The above is only some embodiments of the invention, it is noted that for the art For those of ordinary skill, under the premise without departing from the principles of the invention, some improvement can also be made And retouching, these improvements and modifications also should be regarded as protection scope of the present invention.

Claims (10)

1. a kind of mobile terminal payment class application security method of payment, it is characterised in that including with Lower step：

Monitor and pay class application program into payment scene；

Whether detection mobile terminal accesses WiFi, to determine whether that setting up safety for the application program leads to Road；

Connection request is sent to vpn server by being serviced to the VPN of system registry in advance, to build The vertical escape way and vpn server between；

Send payment data to complete delivery operation to remote server based on the escape way.

2. method according to claim 1, it is characterised in that the step for setting up escape way Suddenly also include：

The VPN services are set up after being connected with vpn server and are communicated with determining that setting up passage adopts Communication protocol, AES, key and relevant parameter information.

3. method according to claim 1, it is characterised in that the escape way be based on PPTP, Any one protocol realization in L2TP, IPSec.

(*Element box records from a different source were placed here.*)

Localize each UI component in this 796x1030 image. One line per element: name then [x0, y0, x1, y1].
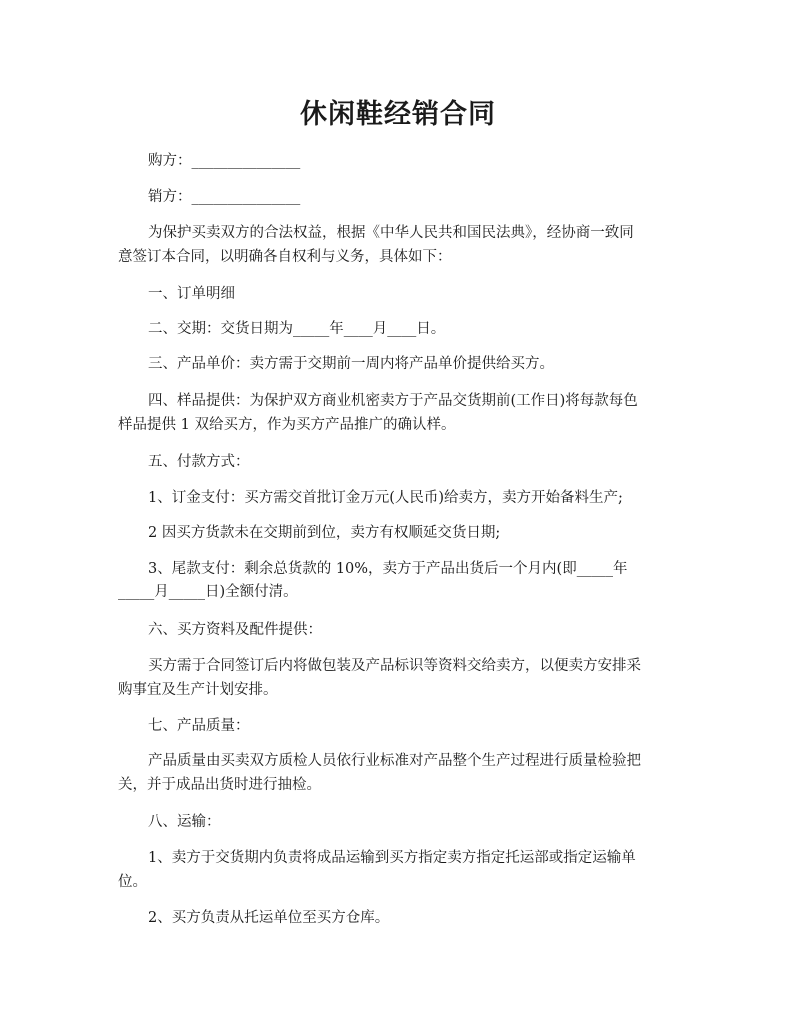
- payment-clause-2: 2 因买方货款未在交期前到位，卖方有权顺延交货日期;: [148, 525, 501, 541]
- section-unit-price: 三、产品单价：卖方需于交期前一周内将产品单价提供给买方。: [148, 356, 554, 372]
- intro-paragraph-line-1: 为保护买卖双方的合法权益，根据《中华人民共和国民法典》，经协商一致同: [148, 225, 634, 241]
- section-heading-quality: 七、产品质量：: [148, 718, 250, 734]
- payment-clause-3-line-1: 3、尾款支付：剩余总货款的 10%，卖方于产品出货后一个月内(即_____年: [148, 561, 628, 577]
- materials-paragraph-line-2: 购事宜及生产计划安排。: [118, 682, 278, 698]
- transport-clause-2: 2、买方负责从托运单位至买方仓库。: [148, 910, 390, 926]
- section-heading-transport: 八、运输：: [148, 814, 221, 830]
- section-heading-order-details: 一、订单明细: [148, 286, 235, 302]
- payment-clause-1: 1、订金支付：买方需交首批订金万元(人民币)给卖方，卖方开始备料生产;: [148, 490, 623, 506]
- seller-line: 销方：_______________: [148, 189, 301, 205]
- transport-clause-1-line-1: 1、卖方于交货期内负责将成品运输到买方指定卖方指定托运部或指定运输单: [148, 850, 636, 866]
- payment-clause-3-line-2: _____月_____日)全额付清。: [118, 584, 298, 600]
- section-heading-materials: 六、买方资料及配件提供：: [148, 622, 322, 638]
- section-samples-line-1: 四、样品提供：为保护双方商业机密卖方于产品交货期前(工作日)将每款每色: [148, 393, 638, 409]
- section-delivery-date: 二、交期：交货日期为_____年____月____日。: [148, 321, 446, 337]
- transport-clause-1-line-2: 位。: [118, 874, 147, 890]
- buyer-line: 购方：_______________: [148, 153, 301, 169]
- section-samples-line-2: 样品提供 1 双给买方，作为买方产品推广的确认样。: [118, 417, 456, 433]
- intro-paragraph-line-2: 意签订本合同，以明确各自权利与义务，具体如下：: [118, 249, 452, 265]
- document-title: 休闲鞋经销合同: [300, 99, 496, 130]
- section-heading-payment: 五、付款方式：: [148, 454, 250, 470]
- materials-paragraph-line-1: 买方需于合同签订后内将做包装及产品标识等资料交给卖方，以便卖方安排采: [148, 658, 641, 674]
- quality-paragraph-line-1: 产品质量由买卖双方质检人员依行业标准对产品整个生产过程进行质量检验把: [148, 753, 641, 769]
- quality-paragraph-line-2: 关，并于成品出货时进行抽检。: [118, 777, 321, 793]
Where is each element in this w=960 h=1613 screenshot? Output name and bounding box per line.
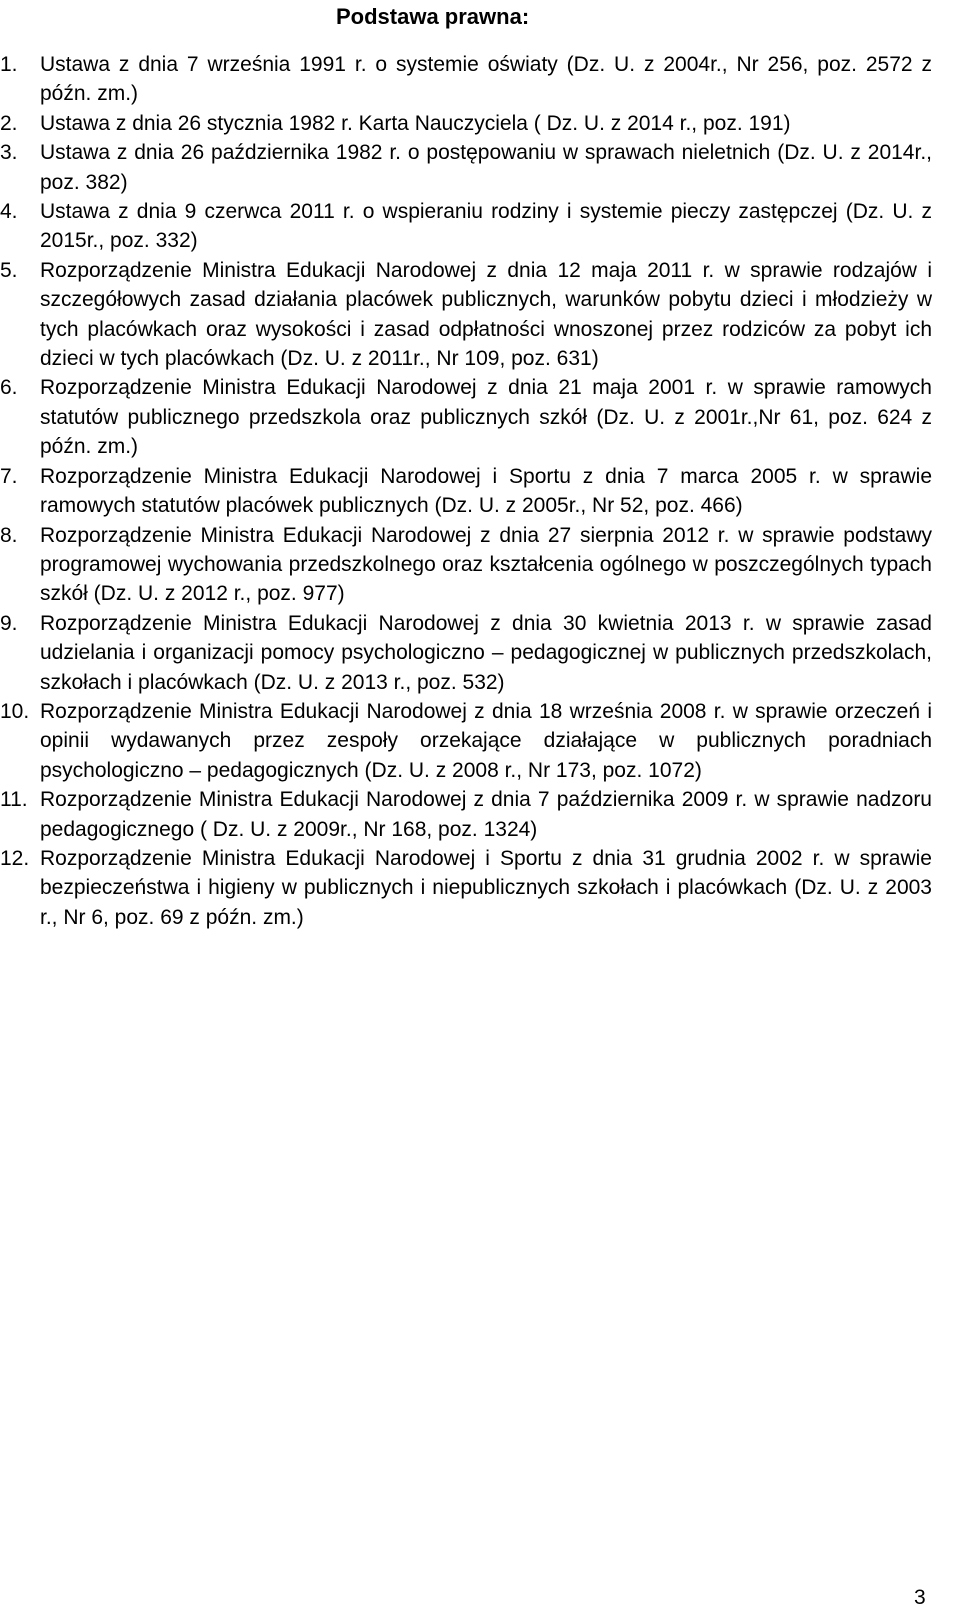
list-item-number: 11. (0, 788, 28, 812)
list-item (0, 785, 960, 844)
list-item (0, 697, 960, 785)
list-item-text: Ustawa z dnia 9 czerwca 2011 r. o wspieraniu rodziny i systemie pieczy zastępczej (Dz. U. z 2015r., poz. 332) (40, 200, 932, 253)
legal-basis-list (0, 50, 960, 932)
list-item-text: Rozporządzenie Ministra Edukacji Narodowej z dnia 12 maja 2011 r. w sprawie rodzajów i szczegółowych zasad działania placówek publicznych, warunków pobytu dzieci i młodzieży w tych placówkach oraz wysokości i zasad odpłatności wnoszonej przez rodziców za pobyt ich dzieci w tych placówkach (Dz. U. z 2011r., Nr 109, poz. 631) (40, 258, 932, 371)
list-item-number: 5. (0, 258, 18, 282)
list-item-number: 4. (0, 200, 18, 224)
list-item-text: Rozporządzenie Ministra Edukacji Narodowej z dnia 7 października 2009 r. w sprawie nadzoru pedagogicznego ( Dz. U. z 2009r., Nr 168, poz. 1324) (40, 788, 932, 841)
page-title: Podstawa prawna: (336, 4, 530, 29)
list-item (0, 109, 960, 138)
list-item (0, 609, 960, 697)
list-item-number: 10. (0, 699, 30, 723)
list-item (0, 373, 960, 461)
list-item-text: Rozporządzenie Ministra Edukacji Narodowej z dnia 18 września 2008 r. w sprawie orzeczeń i opinii wydawanych przez zespoły orzekające działające w publicznych poradniach psychologiczno – pedagogicznych (Dz. U. z 2008 r., Nr 173, poz. 1072) (40, 699, 932, 782)
list-item-text: Rozporządzenie Ministra Edukacji Narodowej z dnia 30 kwietnia 2013 r. w sprawie zasad udzielania i organizacji pomocy psychologiczno – pedagogicznej w publicznych przedszkolach, szkołach i placówkach (Dz. U. z 2013 r., poz. 532) (40, 611, 932, 694)
list-item-text: Rozporządzenie Ministra Edukacji Narodowej z dnia 27 sierpnia 2012 r. w sprawie podstawy programowej wychowania przedszkolnego oraz kształcenia ogólnego w poszczególnych typach szkół (Dz. U. z 2012 r., poz. 977) (40, 523, 932, 606)
list-item (0, 197, 960, 256)
page-number: 3 (914, 1586, 926, 1609)
list-item-number: 7. (0, 464, 18, 488)
list-item (0, 844, 960, 932)
list-item (0, 256, 960, 374)
list-item-number: 1. (0, 53, 18, 76)
list-item-text: Rozporządzenie Ministra Edukacji Narodowej z dnia 21 maja 2001 r. w sprawie ramowych statutów publicznego przedszkola oraz publicznych szkół (Dz. U. z 2001r.,Nr 61, poz. 624 z późn. zm.) (40, 376, 932, 459)
list-item-number: 8. (0, 523, 18, 547)
list-item-number: 9. (0, 611, 18, 635)
list-item-text: Ustawa z dnia 26 października 1982 r. o postępowaniu w sprawach nieletnich (Dz. U. z 2014r., poz. 382) (40, 141, 932, 194)
list-item (0, 521, 960, 609)
list-item-text: Rozporządzenie Ministra Edukacji Narodowej i Sportu z dnia 31 grudnia 2002 r. w sprawie bezpieczeństwa i higieny w publicznych i niepublicznych szkołach i placówkach (Dz. U. z 2003 r., Nr 6, poz. 69 z późn. zm.) (40, 846, 932, 929)
list-item-text: Ustawa z dnia 7 września 1991 r. o systemie oświaty (Dz. U. z 2004r., Nr 256, poz. 2572 z późn. zm.) (40, 53, 932, 106)
list-item-text: Rozporządzenie Ministra Edukacji Narodowej i Sportu z dnia 7 marca 2005 r. w sprawie ramowych statutów placówek publicznych (Dz. U. z 2005r., Nr 52, poz. 466) (40, 464, 932, 518)
list-item (0, 462, 960, 521)
list-item (0, 50, 960, 109)
list-item-number: 12. (0, 846, 30, 870)
list-item-number: 3. (0, 141, 18, 165)
list-item (0, 138, 960, 197)
list-item-number: 6. (0, 376, 18, 400)
list-item-text: Ustawa z dnia 26 stycznia 1982 r. Karta Nauczyciela ( Dz. U. z 2014 r., poz. 191) (40, 111, 791, 135)
list-item-number: 2. (0, 111, 18, 135)
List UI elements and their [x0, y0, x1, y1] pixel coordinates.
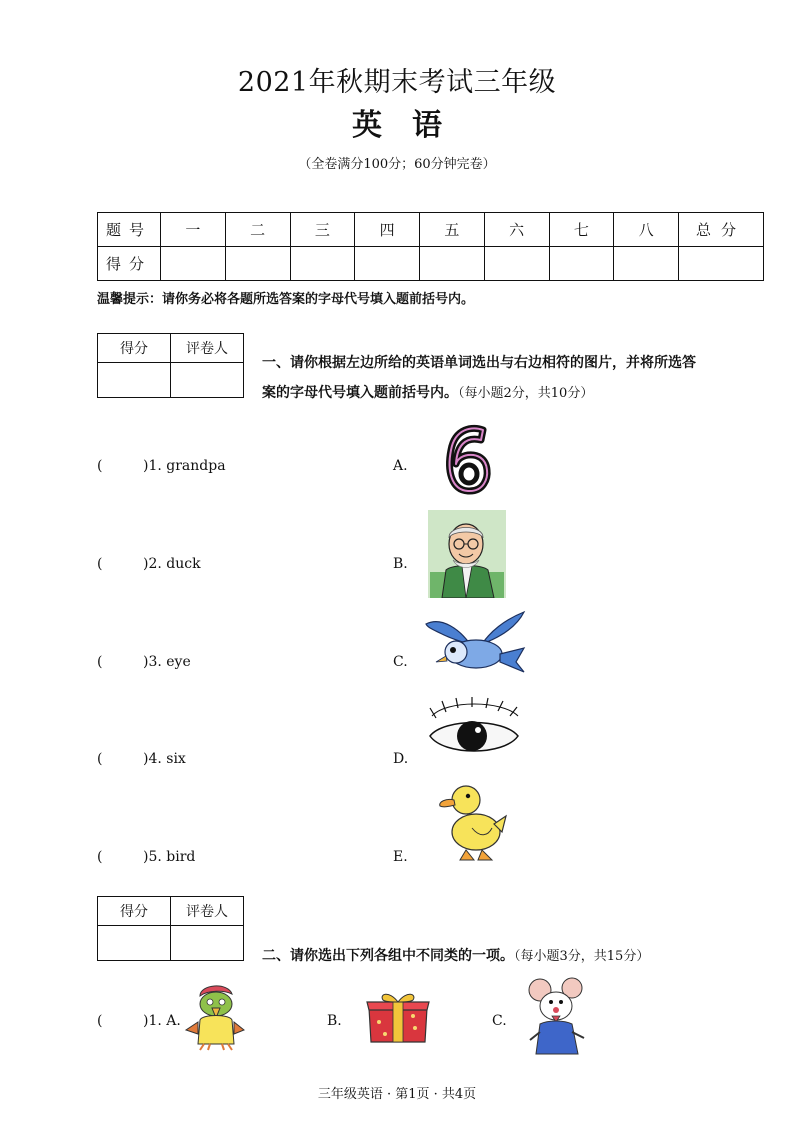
question-5	[97, 849, 195, 865]
score-cell-total[interactable]	[679, 247, 764, 281]
score-col-3: 三	[290, 213, 355, 247]
instruction-hint: 温馨提示：请你务必将各题所选答案的字母代号填入题前括号内。	[97, 292, 475, 307]
score-col-5: 五	[420, 213, 485, 247]
bird-picture	[420, 608, 530, 680]
question-text: )1. A.	[143, 1013, 181, 1029]
question-number-label: 题号	[98, 213, 161, 247]
score-cell-8[interactable]	[614, 247, 679, 281]
mouse-picture	[526, 976, 588, 1056]
question-4	[97, 751, 186, 767]
score-col-2: 二	[225, 213, 290, 247]
answer-paren[interactable]: (	[97, 849, 103, 865]
eye-picture	[426, 696, 522, 768]
section2-title-text: 二、请你选出下列各组中不同类的一项。	[262, 948, 514, 964]
score-table	[97, 212, 764, 281]
score-cell-7[interactable]	[549, 247, 614, 281]
total-score-label: 总分	[679, 213, 764, 247]
answer-paren[interactable]: (	[97, 654, 103, 670]
score-row-label: 得分	[98, 247, 161, 281]
answer-paren[interactable]: (	[97, 458, 103, 474]
section2-title	[262, 941, 782, 972]
section1-title-line1: 一、请你根据左边所给的英语单词选出与右边相符的图片，并将所选答	[262, 355, 696, 371]
option-b-label: B.	[393, 556, 408, 572]
grader-score-cell[interactable]	[98, 926, 171, 961]
question-text: )5. bird	[143, 849, 196, 865]
answer-paren[interactable]: (	[97, 556, 103, 572]
option-c-label: C.	[492, 1013, 507, 1029]
grader-name-cell[interactable]	[171, 926, 244, 961]
score-cell-1[interactable]	[161, 247, 226, 281]
section2-question-1	[97, 1013, 181, 1029]
score-table-score-row	[98, 247, 764, 281]
score-cell-5[interactable]	[420, 247, 485, 281]
grader-score-cell[interactable]	[98, 363, 171, 398]
score-col-1: 一	[161, 213, 226, 247]
grader-box-section1	[97, 333, 244, 398]
option-a-label: A.	[393, 458, 408, 474]
gift-box-picture	[363, 988, 433, 1046]
exam-title: 2021年秋期末考试三年级	[237, 67, 557, 98]
section1-title	[262, 348, 782, 409]
option-e-label: E.	[393, 849, 408, 865]
duck-picture	[436, 776, 508, 864]
grader-name-label: 评卷人	[171, 897, 244, 926]
grader-score-label: 得分	[98, 334, 171, 363]
section1-title-line2: 案的字母代号填入题前括号内。	[262, 385, 458, 401]
score-cell-3[interactable]	[290, 247, 355, 281]
question-text: )3. eye	[143, 654, 191, 670]
question-text: )2. duck	[143, 556, 201, 572]
score-col-7: 七	[549, 213, 614, 247]
grader-box-section2	[97, 896, 244, 961]
answer-paren[interactable]: (	[97, 1013, 103, 1029]
question-text: )1. grandpa	[143, 458, 226, 474]
score-col-4: 四	[355, 213, 420, 247]
score-col-8: 八	[614, 213, 679, 247]
score-table-header-row	[98, 213, 764, 247]
question-1	[97, 458, 226, 474]
parrot-picture	[184, 978, 246, 1052]
option-b-label: B.	[327, 1013, 342, 1029]
score-col-6: 六	[484, 213, 549, 247]
score-cell-6[interactable]	[484, 247, 549, 281]
score-cell-2[interactable]	[225, 247, 290, 281]
exam-subject: 英 语	[352, 108, 442, 143]
question-2	[97, 556, 201, 572]
option-c-label: C.	[393, 654, 408, 670]
grader-name-label: 评卷人	[171, 334, 244, 363]
six-number-picture	[443, 422, 493, 496]
grandpa-picture	[428, 510, 506, 598]
page-footer: 三年级英语 · 第1页 · 共4页	[317, 1087, 477, 1102]
section2-points: （每小题3分，共15分）	[514, 949, 650, 964]
option-d-label: D.	[393, 751, 409, 767]
exam-subtitle: （全卷满分100分；60分钟完卷）	[298, 157, 496, 172]
score-cell-4[interactable]	[355, 247, 420, 281]
grader-score-label: 得分	[98, 897, 171, 926]
answer-paren[interactable]: (	[97, 751, 103, 767]
section1-points: （每小题2分，共10分）	[458, 386, 594, 401]
question-text: )4. six	[143, 751, 186, 767]
grader-name-cell[interactable]	[171, 363, 244, 398]
question-3	[97, 654, 191, 670]
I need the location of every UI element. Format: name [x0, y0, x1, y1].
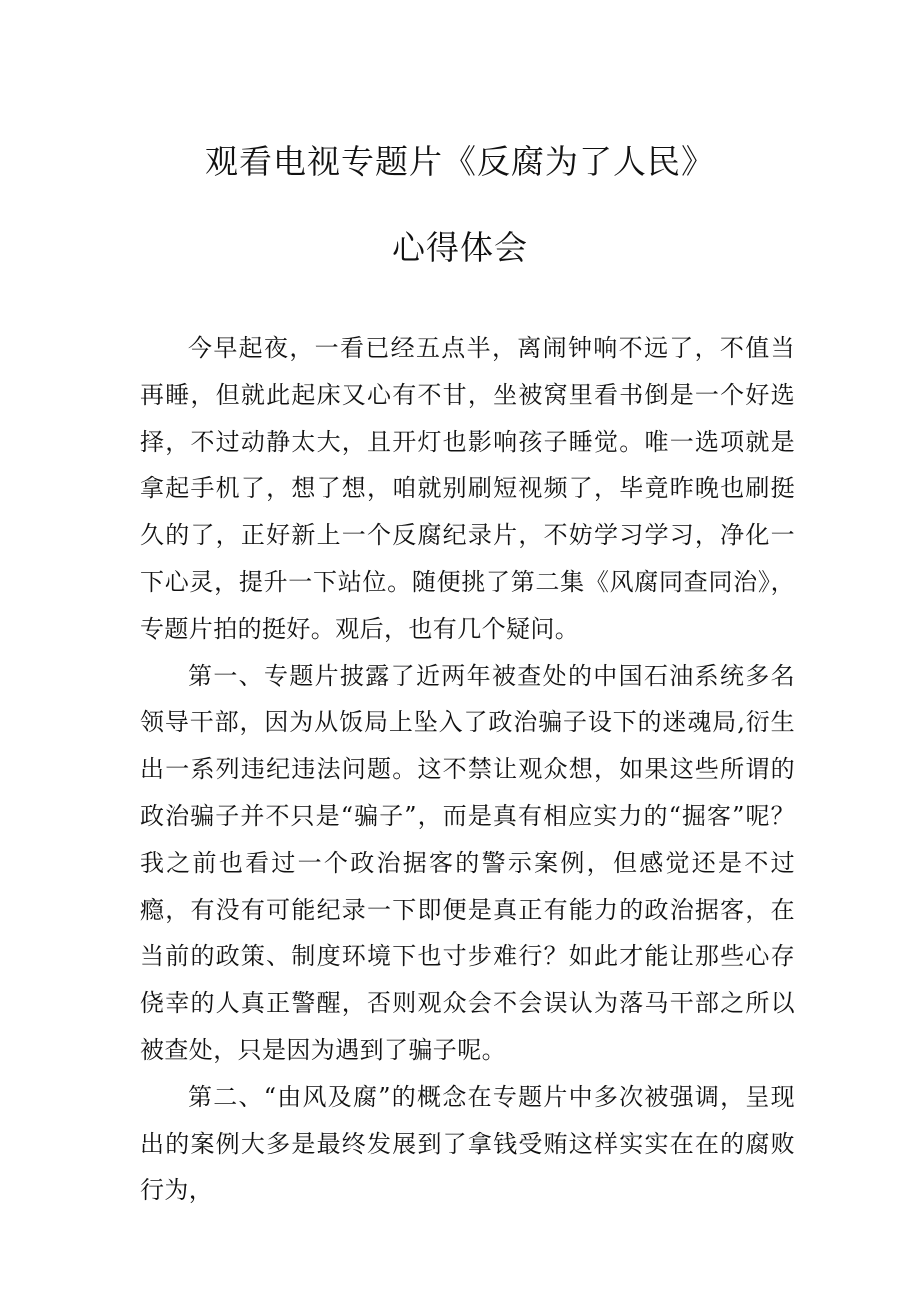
paragraph-1: 今早起夜，一看已经五点半，离闹钟响不远了，不值当再睡，但就此起床又心有不甘，坐被窝里看书倒是一个好选择，不过动静太大，且开灯也影响孩子睡觉。唯一选项就是拿起手机了，想了想，咱就别刷短视频了，毕竟昨晚也刷挺久的了，正好新上一个反腐纪录片，不妨学习学习，净化一下心灵，提升一下站位。随便挑了第二集《风腐同查同治》，专题片拍的挺好。观后，也有几个疑问。	[140, 334, 795, 643]
paragraph-3: 第二、“由风及腐”的概念在专题片中多次被强调，呈现出的案例大多是最终发展到了拿钱受贿这样实实在在的腐败行为，	[140, 1082, 795, 1205]
document-title-line-1: 观看电视专题片《反腐为了人民》	[205, 142, 715, 181]
document-title-line-2: 心得体会	[392, 228, 528, 267]
document-body	[140, 325, 795, 1214]
paragraph-2: 第一、专题片披露了近两年被查处的中国石油系统多名领导干部，因为从饭局上坠入了政治骗子设下的迷魂局,衍生出一系列违纪违法问题。这不禁让观众想，如果这些所谓的政治骗子并不只是“骗子”，而是真有相应实力的“掘客”呢？我之前也看过一个政治据客的警示案例，但感觉还是不过瘾，有没有可能纪录一下即便是真正有能力的政治据客，在当前的政策、制度环境下也寸步难行？如此才能让那些心存侥幸的人真正警醒，否则观众会不会误认为落马干部之所以被查处，只是因为遇到了骗子呢。	[140, 661, 795, 1064]
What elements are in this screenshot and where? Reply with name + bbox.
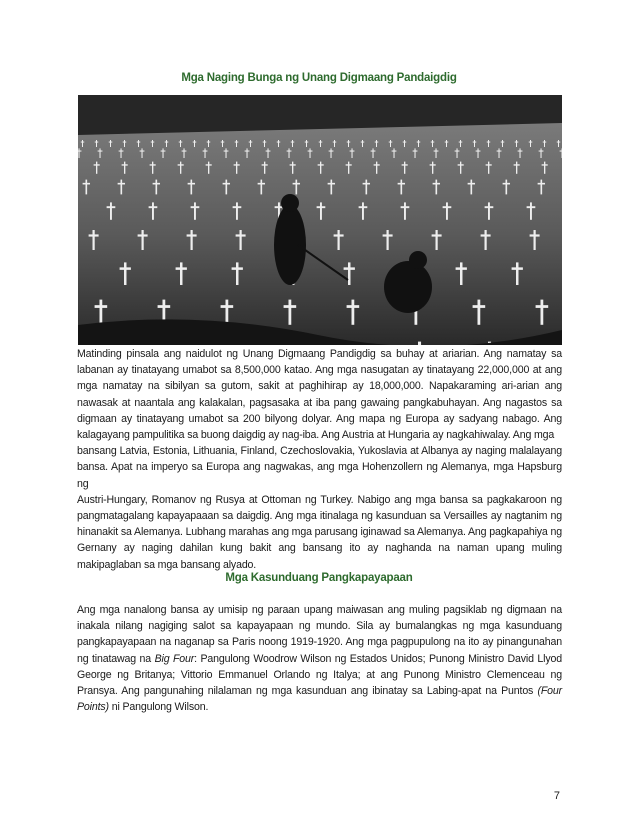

4. method according to claim 1, it is characterised in that it is described set up escape way before Also include providing safe DNS service, specifically include following steps：

The DNS request packet that the mobile terminal sends is captured, by DNS data bag conversion It is corresponding DNSSEC request data packages；

The DNSSEC request data packages to dns server are sent, is taken with receiving the DNS The DNSSEC response data packets that business device is returned；

The DNSSEC response data packets that the mobile terminal is received are captured, by the DNSSEC Response data packet is converted to corresponding DNS response data packets.

5. method according to claim 4, it is characterised in that capture movement using Hook Function The dns resolution interface of terminal system application layer is obtaining DNS request packet.

6. a kind of mobile terminal payment class application security payment mechanism, it is characterised in that including：

Monitor module：Class application program into payment scene is paid for monitoring；

Detection module：For detecting whether mobile terminal accesses WiFi, to determine whether the being application Program sets up escape way；

Escape way sets up module：For by being serviced to VPN clothes to the VPN of system registry in advance Business device sends connection request, with the escape way between foundation and vpn server；

Payment module：For sending payment data to complete branch to remote server based on the escape way Pay operation.

7. device according to claim 6, it is characterised in that the escape way sets up module The step of execution, includes：

The VPN services are communicated with determining to set up the communication protocols that passage is used with vpn server View, AES, key and relevant parameter information.

8. device according to claim 6, it is characterised in that the passage be based on PPTP, Any one protocol realization in L2TP, IPSec.

9. device according to claim 6, it is characterised in that set up module in escape way and hold Before row, also including DNS service module, for providing safe DNS service, following steps are performed：

The DNS request packet that the mobile terminal sends is captured, by DNS data bag conversion It is corresponding DNSSEC request data packages；

The DNSSEC request data packages to dns server are sent, is taken with receiving the DNS The DNSSEC response data packets that business device is returned；

The DNSSEC response data packets that the mobile terminal is received are captured, by the DNSSEC Response data packet is converted to corresponding DNS response data packets.

10. device according to claim 9, it is characterised in that the DNS service module profit The dns resolution interface of mobile terminal system application layer is captured to obtain DNS request number with Hook Function According to bag.